Lomé, 4 février 2025 — Sous les lambris austères de la Cour constitutionnelle togolaise, un changement de garde institutionnel s’est opéré hier, marquant un tournant discret, mais significatif dans l’architecture électorale du pays. En effet, Kassoumina-Hadabia Barène, désignée par le parti Nouvel Engagement Togolais (NET), a revêtu l’étole symbolique de membre de la Commission électorale nationale indépendante (CENI), succédant ainsi à Atto-Mensah Nokabou, issu des mêmes rangs politiques. Une passation qui, loin d’être une simple formalité, s’inscrit dans un ballet législatif précis, où chaque pas est chorégraphié par le Code électoral.
Barène : un serment sous le regard des arcanes du pouvoir
Par ailleurs, devant une assemblée composée d’autorités politiques, administratives et de représentants de partis, la nouvelle membre a prononcé un serment d’impartialité d’une rigueur presque liturgique : « Je jure solennellement de remplir fidèlement et en toute impartialité les fonctions de membre de la CENI dans le respect de la Constitution, du Code électoral, des lois et règlements en vigueur. » Une formule immuable, mais dont chaque syllabe résonne comme un engagement à arracher la confiance d’un public souvent sceptique face aux mécanismes électoraux. Ainsi, ce geste solennel, accompli sous le regard scrutateur des gardiens de la démocratie togolaise, scelle son entrée dans un cercle où l’équilibre entre loyauté partisane et neutralité institutionnelle reste un fil d’équilibriste.

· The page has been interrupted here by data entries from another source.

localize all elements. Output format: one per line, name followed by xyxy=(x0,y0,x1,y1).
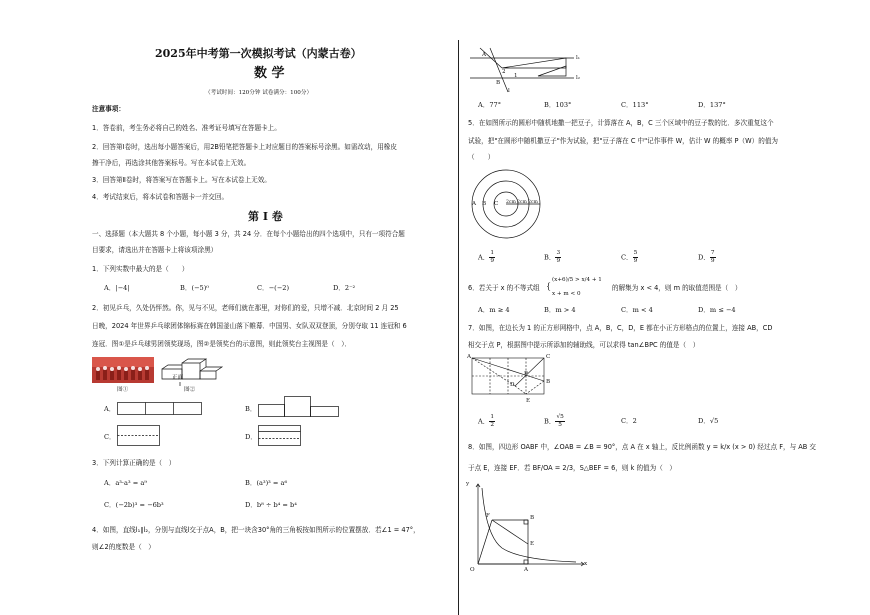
q8-label-x: x xyxy=(584,561,588,567)
q7-option-b[interactable]: B． $\frac{√5}{5}$ xyxy=(544,414,564,428)
q8-label-b: B xyxy=(530,515,535,521)
q5-label-2cm-1: 2cm xyxy=(506,200,516,205)
q2-option-a-figure xyxy=(117,402,207,416)
q7-stem-2: 相交于点 P，根据图中提示所添加的辅助线，可以求得 tan∠BPC 的值是（ ） xyxy=(468,341,700,349)
q8-stem-1: 8．如图，四边形 OABF 中，∠OAB = ∠B = 90°，点 A 在 x 轴上，反比例函数 y = k/x (x > 0) 经过点 F，与 AB 交 xyxy=(468,443,817,451)
note-2: 2．回答第Ⅰ卷时，选出每小题答案后，用2B铅笔把答题卡上对应题目的答案标号涂黑。如需改动，用橡皮 xyxy=(92,143,397,151)
note-3: 3．回答第Ⅱ卷时，将答案写在答题卡上。写在本试卷上无效。 xyxy=(92,176,271,184)
q5-option-c-num: 5 xyxy=(633,250,638,256)
q5-option-a-den: 9 xyxy=(490,258,495,264)
exam-title: 2025年中考第一次模拟考试（内蒙古卷） xyxy=(155,47,362,60)
q2-option-c-figure xyxy=(117,425,163,447)
q4-option-c[interactable]: C．113° xyxy=(621,101,649,109)
q5-label-c: C xyxy=(494,201,499,207)
q5-option-a[interactable]: A． $\frac{1}{9}$ xyxy=(478,250,495,264)
q6-option-c[interactable]: C．m < 4 xyxy=(621,306,653,314)
q1-option-b[interactable]: B．(−5)⁰ xyxy=(180,284,209,292)
q2-option-a[interactable]: A． xyxy=(104,405,116,413)
q8-label-e: E xyxy=(530,541,535,547)
q2-stem-3: 连冠．图①是乒乓球男团领奖现场，图②是领奖台的示意图，则此领奖台主视图是（ ）． xyxy=(92,340,352,348)
q2-option-c[interactable]: C． xyxy=(104,433,116,441)
q3-option-c[interactable]: C．(−2b)³ = −6b³ xyxy=(104,501,164,509)
q8-stem-2: 于点 E，连接 EF．若 BF/OA = 2/3，S△BEF = 6，则 k 的值为（ ） xyxy=(468,464,677,472)
q4-label-l1: l₁ xyxy=(576,55,581,61)
q2-option-d-figure xyxy=(258,425,304,447)
q4-option-d[interactable]: D．137° xyxy=(698,101,726,109)
q5-stem-2: 试验，把"在圆形中随机撒豆子"作为试验，把"豆子落在 C 中"记作事件 W，估计 W 的概率 P（W）的值为 xyxy=(468,137,779,145)
q1-option-d[interactable]: D．2⁻² xyxy=(333,284,356,292)
q5-option-d-num: 7 xyxy=(710,250,715,256)
q2-stem-2: 日晚，2024 年世界乒乓球团体锦标赛在韩国釜山落下帷幕．中国男、女队双双登顶，分别夺取 11 连冠和 6 xyxy=(92,322,407,330)
q5-option-a-num: 1 xyxy=(490,250,495,256)
q2-option-d[interactable]: D． xyxy=(245,433,257,441)
q3-option-b[interactable]: B．(a³)³ = a⁶ xyxy=(245,479,288,487)
q1-option-c[interactable]: C．−(−2) xyxy=(257,284,290,292)
q5-stem-1: 5．在如图所示的圆形中随机地撒一把豆子，计算落在 A，B，C 三个区域中的豆子数的比．多次重复这个 xyxy=(468,119,774,127)
q6-inequality-1: (x+6)/5 > x/4 + 1 xyxy=(552,277,602,283)
note-2-cont: 擦干净后，再选涂其他答案标号。写在本试卷上无效。 xyxy=(92,159,251,167)
q3-option-a[interactable]: A．a³·a³ = a⁹ xyxy=(104,479,147,487)
q8-label-f: F xyxy=(486,513,490,519)
q5-option-c-den: 9 xyxy=(633,258,638,264)
q5-stem-3: （ ） xyxy=(468,153,495,161)
q4-option-a[interactable]: A．77° xyxy=(478,101,502,109)
q4-label-l: l xyxy=(508,88,510,94)
note-4: 4．考试结束后，将本试卷和答题卡一并交回。 xyxy=(92,193,229,201)
q8-label-o: O xyxy=(470,567,475,573)
q3-stem: 3．下列计算正确的是（ ） xyxy=(92,459,176,467)
q7-label-a: A xyxy=(467,354,472,360)
q6-option-d[interactable]: D．m ≤ −4 xyxy=(698,306,736,314)
q7-option-a[interactable]: A． $\frac{1}{2}$ xyxy=(478,414,495,428)
q7-option-c[interactable]: C．2 xyxy=(621,417,637,425)
q2-option-b[interactable]: B． xyxy=(245,405,257,413)
q1-option-a[interactable]: A．|−4| xyxy=(104,284,130,292)
q2-fig1-label: 图① xyxy=(117,387,129,393)
q6-inequality-2: x + m < 0 xyxy=(552,291,581,297)
q6-option-b[interactable]: B．m > 4 xyxy=(544,306,576,314)
column-divider xyxy=(458,40,459,615)
section-instruction: 一、选择题（本大题共 8 个小题，每小题 3 分，共 24 分．在每个小题给出的四个选项中，只有一项符合题 xyxy=(92,230,405,238)
note-1: 1．答卷前，考生务必将自己的姓名、准考证号填写在答题卡上。 xyxy=(92,124,281,132)
q6-stem-pre: 6．若关于 x 的不等式组 xyxy=(468,284,540,292)
exam-info: （考试时间：120分钟 试卷满分：100分） xyxy=(205,90,313,96)
right-column xyxy=(462,0,870,615)
q5-option-b-den: 9 xyxy=(556,258,561,264)
q7-label-e: E xyxy=(526,398,531,404)
section-instruction-cont: 目要求，请选出并在答题卡上将该项涂黑） xyxy=(92,246,218,254)
q7-stem-1: 7．如图，在边长为 1 的正方形网格中，点 A，B，C，D，E 都在小正方形格点的位置上，连接 AB，CD xyxy=(468,324,773,332)
q7-label-d: D xyxy=(510,382,515,388)
q4-stem-1: 4．如图，直线l₁∥l₂，分别与直线l交于点A，B，把一块含30°角的三角板按如图所示的位置摆放．若∠1 = 47°， xyxy=(92,526,420,534)
q2-option-b-figure xyxy=(258,396,344,418)
q7-label-b: B xyxy=(546,379,551,385)
section-title: 第 Ⅰ 卷 xyxy=(248,210,283,223)
q1-stem: 1．下列实数中最大的是（ ） xyxy=(92,265,189,273)
q5-option-b[interactable]: B． $\frac{3}{9}$ xyxy=(544,250,561,264)
q7-label-c: C xyxy=(546,354,551,360)
q2-fig2-label: 图② xyxy=(184,387,196,393)
q2-front-label: 正面 xyxy=(172,375,184,381)
q8-coordinate-figure xyxy=(468,482,588,570)
notes-heading: 注意事项： xyxy=(92,105,125,113)
ceremony-photo-figures xyxy=(92,357,154,383)
q2-stem-1: 2．初见乒乓，久处仍怦然。你，见与不见，老师们就在那里，对你们的爱，只增不减．北京时间 2 月 25 xyxy=(92,304,399,312)
q7-option-d[interactable]: D．√5 xyxy=(698,417,719,425)
q6-stem-post: 的解集为 x < 4，则 m 的取值范围是（ ） xyxy=(612,284,742,292)
q8-label-y: y xyxy=(466,481,470,487)
q7-label-p: P xyxy=(524,371,528,377)
podium-3d-figure xyxy=(160,357,220,387)
q5-option-b-num: 3 xyxy=(556,250,561,256)
q4-label-2: 2 xyxy=(502,69,506,75)
q5-label-b: B xyxy=(482,201,487,207)
q5-option-c[interactable]: C． $\frac{5}{9}$ xyxy=(621,250,638,264)
q4-label-1: 1 xyxy=(514,73,518,79)
q6-system-brace: { xyxy=(546,282,552,291)
q5-option-d[interactable]: D． $\frac{7}{9}$ xyxy=(698,250,715,264)
q5-option-d-den: 9 xyxy=(710,258,715,264)
q4-label-l2: l₂ xyxy=(576,75,581,81)
q4-label-a: A xyxy=(482,52,487,58)
q8-label-a: A xyxy=(524,567,529,573)
q7-grid-figure xyxy=(470,356,550,402)
ceremony-photo xyxy=(92,357,154,383)
q4-stem-2: 则∠2的度数是（ ） xyxy=(92,543,155,551)
q6-option-a[interactable]: A．m ≥ 4 xyxy=(478,306,510,314)
q4-option-b[interactable]: B．103° xyxy=(544,101,572,109)
subject-title: 数 学 xyxy=(254,66,285,81)
q4-label-b: B xyxy=(496,80,501,86)
q5-label-a: A xyxy=(472,201,477,207)
q5-label-2cm-3: 2cm xyxy=(528,200,538,205)
q5-label-2cm-2: 2cm xyxy=(517,200,527,205)
q3-option-d[interactable]: D．b⁸ ÷ b⁴ = b⁴ xyxy=(245,501,297,509)
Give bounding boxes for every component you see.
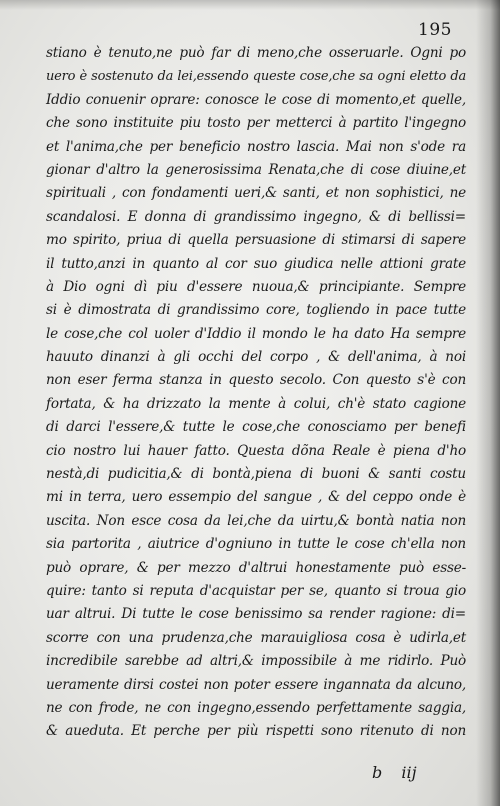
text-line: hauuto dinanzi à gli occhi del corpo , & dell'anima, à noi bbox=[46, 349, 466, 366]
text-line: non eser ferma stanza in questo secolo. Con questo s'è con bbox=[46, 372, 466, 389]
text-line: mi in terra, uero essempio del sangue , & del ceppo onde è bbox=[46, 489, 466, 506]
text-line: le cose,che col uoler d'Iddio il mondo le ha dato Ha sempre bbox=[46, 325, 466, 342]
text-line: che sono instituite piu tosto per metterci à partito l'ingegno bbox=[46, 115, 466, 132]
text-line: scandalosi. E donna di grandissimo ingegno, & di bellissi= bbox=[46, 208, 466, 225]
text-line: uscita. Non esce cosa da lei,che da uirtu,& bontà natia non bbox=[46, 512, 466, 529]
page-edge-shadow bbox=[476, 0, 500, 806]
text-line: il tutto,anzi in quanto al cor suo giudica nelle attioni grate bbox=[46, 255, 466, 272]
text-line: stiano è tenuto,ne può far di meno,che osseruarle. Ogni po bbox=[46, 45, 466, 61]
text-line: scorre con una prudenza,che marauigliosa cosa è udirla,et bbox=[46, 629, 466, 646]
text-line: uero è sostenuto da lei,essendo queste cose,che sa ogni eletto da bbox=[46, 69, 466, 85]
text-line: gionar d'altro la generosissima Renata,che di cose diuine,et bbox=[46, 161, 466, 178]
text-line: et l'anima,che per beneficio nostro lascia. Mai non s'ode ra bbox=[46, 138, 466, 155]
page-top-shadow bbox=[0, 0, 500, 10]
text-line: ne con frode, ne con ingegno,essendo perfettamente saggia, bbox=[46, 699, 466, 716]
text-line: mo spirito, priua di quella persuasione di stimarsi di sapere bbox=[46, 232, 466, 249]
text-line: ueramente dirsi costei non poter essere ingannata da alcuno, bbox=[46, 676, 466, 693]
text-line: à Dio ogni dì piu d'essere nuoua,& principiante. Sempre bbox=[46, 278, 466, 295]
page-number: 195 bbox=[418, 20, 452, 40]
text-line: di darci l'essere,& tutte le cose,che conosciamo per benefi bbox=[46, 419, 466, 436]
text-line: spirituali , con fondamenti ueri,& santi, et non sophistici, ne bbox=[46, 185, 466, 202]
text-line: Iddio conuenir oprare: conosce le cose di momento,et quelle, bbox=[46, 91, 466, 108]
body-text bbox=[46, 42, 466, 744]
text-line: può oprare, & per mezzo d'altrui honestamente può esse- bbox=[46, 559, 466, 576]
text-line: quire: tanto si reputa d'acquistar per se, quanto si troua gio bbox=[46, 582, 466, 599]
text-line: & aueduta. Et perche per più rispetti sono ritenuto di non bbox=[46, 723, 466, 740]
text-line: sia partorita , aiutrice d'ogniuno in tutte le cose ch'ella non bbox=[46, 536, 466, 553]
signature-mark: b iij bbox=[372, 763, 417, 782]
text-line: fortata, & ha drizzato la mente à colui, ch'è stato cagione bbox=[46, 395, 466, 412]
text-line: incredibile sarebbe ad altri,& impossibile à me ridirlo. Può bbox=[46, 653, 466, 670]
text-line: nestà,di pudicitia,& di bontà,piena di buoni & santi costu bbox=[46, 466, 466, 483]
text-line: cio nostro lui hauer fatto. Questa dõna Reale è piena d'ho bbox=[46, 442, 466, 459]
text-line: uar altrui. Di tutte le cose benissimo sa render ragione: di= bbox=[46, 606, 466, 623]
text-line: si è dimostrata di grandissimo core, togliendo in pace tutte bbox=[46, 302, 466, 319]
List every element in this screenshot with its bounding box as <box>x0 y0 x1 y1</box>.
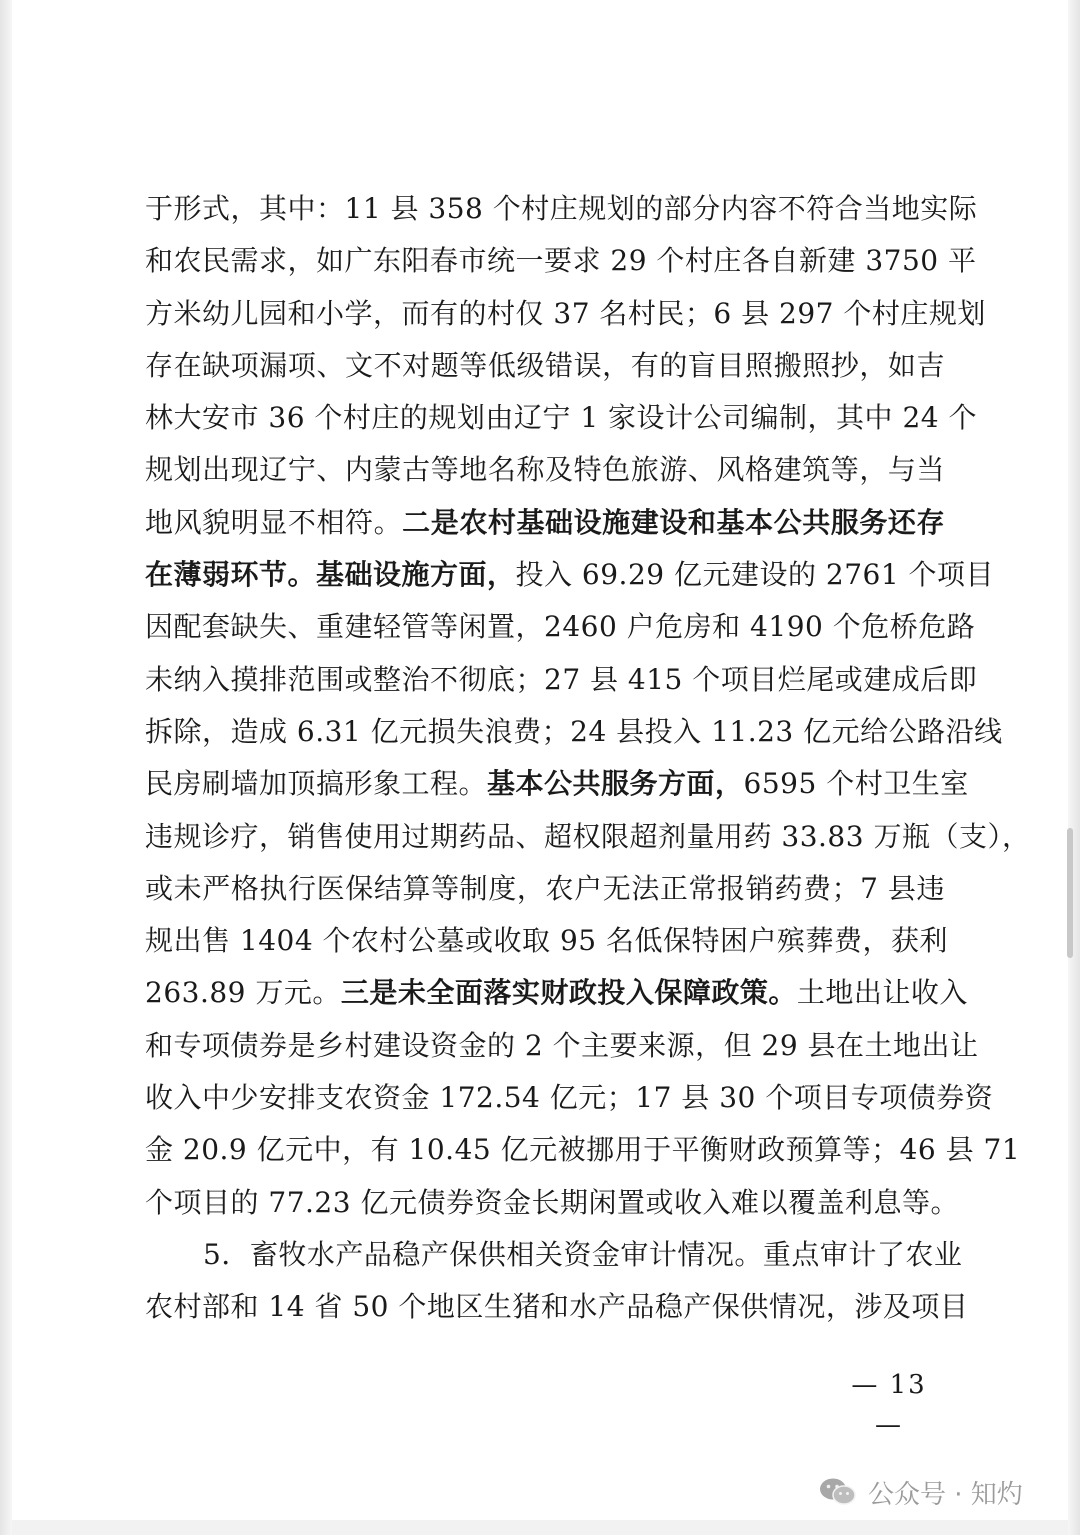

Remplacement en temps de vacances : entre légalité et pragmatisme
En outre, les autorités ont nommé Barène conformément à un article méconnu du Code électoral, qui prévoit que, en cas de départ anticipé, de démission, de décès ou d’empêchement définitif d’un membre de la CENI, elles doivent assurer son remplacement sans délai. Un mécanisme de substitution activé ici en période de vacances parlementaires, permettant à la Commission elle-même de valider la proposition du parti concerné. Une procédure d’exception qui, bien que conforme aux artifices légaux, soulève des interrogations sur l’autonomie réelle de l’institution face aux influences partisanes.
La CENI, un collège de 17 sages sous tension
Avec cette entrée, la CENI maintient sa composition pléthorique de 17 membres, un chiffre qui, depuis leur élection par la représentation nationale en mars 2022, fait débat. Certains y voient une richesse pluraliste, d’autres un collège décisionnel parfois englué dans des logiques de compromis. Barène rejoint ainsi une instance clé, garante de la crédibilité des scrutins dans un pays où chaque élection est un acte de foi collective autant qu’un champ de tensions politiques.
Enjeux d’une nomination : continuité ou rupture ?
Si le NET, formation de la majorité présidentielle, assure que ce remplacement s’inscrit dans une logique de continuité apolitique, des observateurs relèvent le caractère stratégique du timing. À moins d’un an des prochaines échéances locales, certains pourraient interpréter la présence d’une figure issue des rangs majoritaires au sein de la CENI comme le positionnement d’un pion sur l’échiquier institutionnel. Toutefois, la nouvelle membre devra incarner un paradoxe : être à la fois l’émanation d’un parti et l’arbitre intransigeant des règles du jeu démocratique.
Kassoumina-Hadabia Barène : l’ombre portée des urnes
Kassoumina-Hadabia Barène entre dans l’arène électorale togolaise avec un mandat aussi exaltant que périlleux. Son serment, bien plus qu’un rite protocolaire, est un pacte avec la transparence, dans un contexte où chaque décision de la CENI est disséquée sous la loupe de l’opposition et de la société civile. Gageons que sa trajectoire saura éviter les écueils des intérêts partisans pour naviguer vers le large de l’intégrité, une exigence non négociable pour des élections crédibles, seules capables de sanctifier le verdict des urnes.
Dans les couloirs de la Cour constitutionnelle, certains chuchotent déjà que cette nomination est un baromètre de la maturité démocratique du Togo. Entre les lignes du Code électoral et les réalités du terrain, Kassoumina-Hadabia Barène incarne désormais l’équilibre fragile entre la lettre de la loi et l’esprit du peuple.